BIO: Born in Alexandria, Egypt of Armenian parentage, Gregory Djanikian came to the United States when he was 8 years old and spent his boyhood in Williamsport, PA. He is a graduate of the Syracuse University writing program and is past Director of Creative Writing at the University of Pennsylvania where he was an undergraduate and where he now teaches poetry workshops. He is the author of six collections of poetry, The Man in the Middle, Falling Deeply into America, About Distance, Years Later, So I Will Till the Ground, and, most recently, Dear Gravity. He has been awarded a National Endowment of the Arts Fellowship, two prizes from Poetry magazine (the Eunice Tietjens Prize, and Friends of Literature Prize), the Anahid Literary Award from the Armenian Center at Columbia University, and multiple residencies at Yaddo.
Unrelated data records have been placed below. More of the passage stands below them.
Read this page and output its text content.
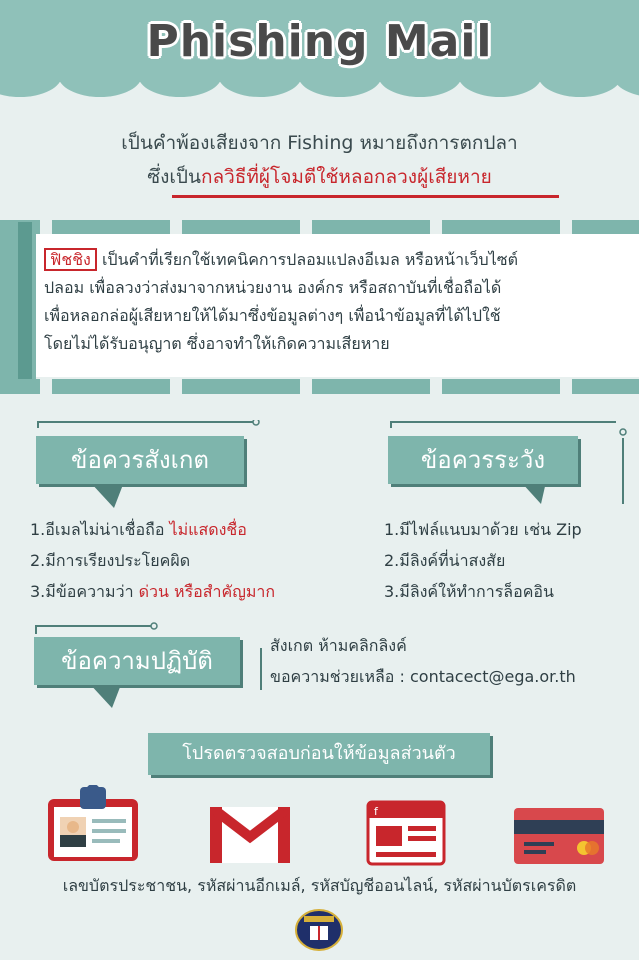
Phishing Mail
เป็นคำพ้องเสียงจาก Fishing หมายถึงการตกปลา
ซึ่งเป็นกลวิธีที่ผู้โจมตีใช้หลอกลวงผู้เสียหาย
ฟิชชิง เป็นคำที่เรียกใช้เทคนิคการปลอมแปลงอีเมล หรือหน้าเว็บไซต์
ปลอม เพื่อลวงว่าส่งมาจากหน่วยงาน องค์กร หรือสถาบันที่เชื่อถือได้
เพื่อหลอกล่อผู้เสียหายให้ได้มาซึ่งข้อมูลต่างๆ เพื่อนำข้อมูลที่ได้ไปใช้
โดยไม่ได้รับอนุญาต ซึ่งอาจทำให้เกิดความเสียหาย
ข้อควรสังเกต	ข้อควรระวัง
1.อีเมลไม่น่าเชื่อถือ ไม่แสดงชื่อ
2.มีการเรียงประโยคผิด
3.มีข้อความว่า ด่วน หรือสำคัญมาก
1.มีไฟล์แนบมาด้วย เช่น Zip
2.มีลิงค์ที่น่าสงสัย
3.มีลิงค์ให้ทำการล็อคอิน
ข้อความปฏิบัติ
สังเกต ห้ามคลิกลิงค์
ขอความช่วยเหลือ : contacect@ega.or.th
โปรดตรวจสอบก่อนให้ข้อมูลส่วนตัว
f
เลขบัตรประชาชน, รหัสผ่านอีกเมล์, รหัสบัญชีออนไลน์, รหัสผ่านบัตรเครดิต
His poems have appeared in The American Poetry Review, The American Scholar, Boulevard, The Georgia Review, The Iowa Review, Poetry, Poetry Northwest, Shenandoah, TriQuarterly, and numerous other periodicals and anthologies including Best American Poetry, Good Poems, American Places (Viking), Killer Verse: Poems of Murder and Mayhem (Knopf), Seriously Funny (Georgia), Becoming Americas: Four Centuries of Immigrant Writing (Library of America), Poem in Your Pocket (The Academy of American Poets), Language for a New Century: Contemporary Poetry from the Middle East, Asia & Beyond (Norton), 180 More: Extraordinary Poems for Every Day (Random House), among others.
He lives outside of Philadelphia, PA with his wife, artist Alysa Bennett.